Covering Off the Coming of Words

One of the things I love about language is the emergence of new words and phrases. Recently my brother [who is more English than me, what with being born and raised and living there] started using the verb cover-off, as in "We need to cover off these items at our next meeting." And also, "I think all the important stuff has been covered off."I will stick my linguistic neck out here and venture to guess this verb is British in origin and spreading via the old Commonwealth trail. Google this -- agenda "cover off" items -- and I predict the top result will be at a UK web site. But not far down the list you will find the Canadians. I spotted this site at number three.
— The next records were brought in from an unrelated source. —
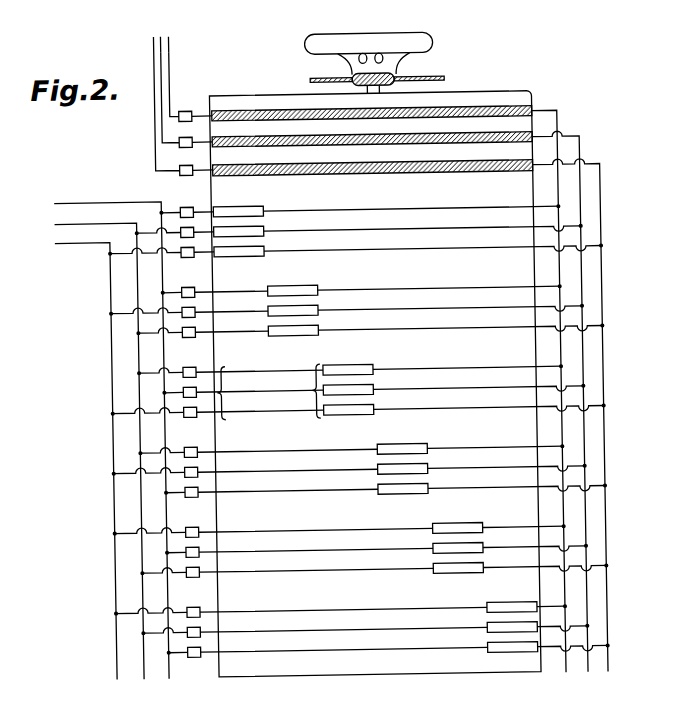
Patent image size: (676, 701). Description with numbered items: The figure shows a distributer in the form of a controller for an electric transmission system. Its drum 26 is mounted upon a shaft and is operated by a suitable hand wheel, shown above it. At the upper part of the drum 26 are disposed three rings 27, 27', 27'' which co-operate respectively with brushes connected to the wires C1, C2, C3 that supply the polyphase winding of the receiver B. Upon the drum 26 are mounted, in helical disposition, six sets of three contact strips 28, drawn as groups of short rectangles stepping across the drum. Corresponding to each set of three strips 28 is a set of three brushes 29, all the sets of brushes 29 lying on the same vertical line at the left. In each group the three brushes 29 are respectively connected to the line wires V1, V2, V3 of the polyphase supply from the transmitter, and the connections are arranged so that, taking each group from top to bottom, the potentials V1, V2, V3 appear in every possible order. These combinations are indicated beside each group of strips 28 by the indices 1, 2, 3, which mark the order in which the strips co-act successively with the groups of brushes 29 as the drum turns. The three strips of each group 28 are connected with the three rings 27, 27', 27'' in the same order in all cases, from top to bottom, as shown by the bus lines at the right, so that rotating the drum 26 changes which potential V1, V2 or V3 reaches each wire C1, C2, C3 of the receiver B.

The drum 26 is at (278, 97).
The ring 27 is at (370, 75).
The ring 27' is at (373, 88).
The ring 27'' is at (397, 102).
The set of three contact strips 28 is at (311, 407).
The set of three brushes 29 is at (221, 384).
The receiver B is at (158, 32).
The wire C1 is at (172, 78).
The wire C2 is at (164, 50).
The wire C3 is at (156, 82).
The line wire V1 is at (101, 437).
The line wire V2 is at (89, 448).
The line wire V3 is at (76, 460).
The combination index 1 is at (382, 423).
The combination index 2 is at (382, 423).
The combination index 3 is at (383, 423).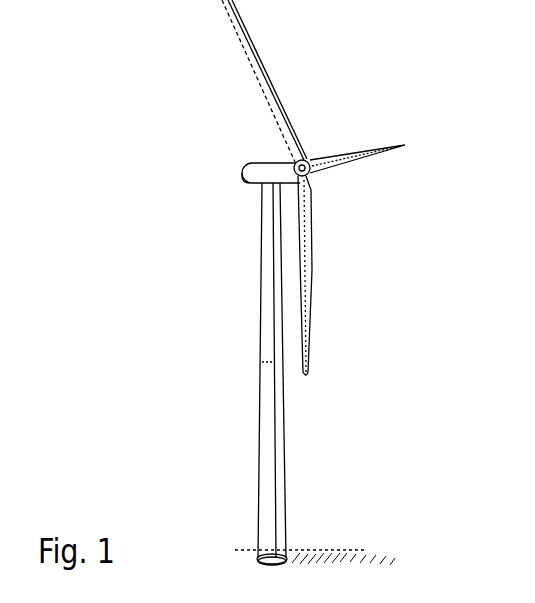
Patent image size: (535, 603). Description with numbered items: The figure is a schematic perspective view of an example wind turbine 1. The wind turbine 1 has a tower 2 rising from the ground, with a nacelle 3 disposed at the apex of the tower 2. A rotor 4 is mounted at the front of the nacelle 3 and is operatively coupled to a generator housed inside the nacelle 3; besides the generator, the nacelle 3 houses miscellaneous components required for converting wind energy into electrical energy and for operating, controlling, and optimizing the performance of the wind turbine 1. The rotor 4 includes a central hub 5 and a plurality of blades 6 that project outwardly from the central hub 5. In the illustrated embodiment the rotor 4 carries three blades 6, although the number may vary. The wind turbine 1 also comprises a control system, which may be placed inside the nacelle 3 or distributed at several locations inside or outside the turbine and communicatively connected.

The wind turbine 1 is at (430, 62).
The tower 2 is at (262, 400).
The nacelle 3 is at (243, 168).
The rotor 4 is at (376, 315).
The central hub 5 is at (310, 160).
The blades 6 is at (238, 35).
"Knowlton explains that she expects the meeting organizer to inform people in advance of the meeting objective and agenda, stay on track in the meeting, cover off the action items and clearly state what the outcome of the meeting is."

The site doesn't look particularly Canadian but dig around and you will find it is based out of Alberta. I expect to see 'cover off'' used in India soon, if not already, and definitely predict appearance in Microsoft documents very soon, thanks to a. the Vancouver/Redmond proximity, and b. it is a handy alternative to the two less universal expressions like 'check off'' and 'tick off.' [As you probably know, 'check the box' is American for 'tick the box' in England and other English-speaking places. The persistence of this difference in a world wide web of words is testament to the strength of regional language.]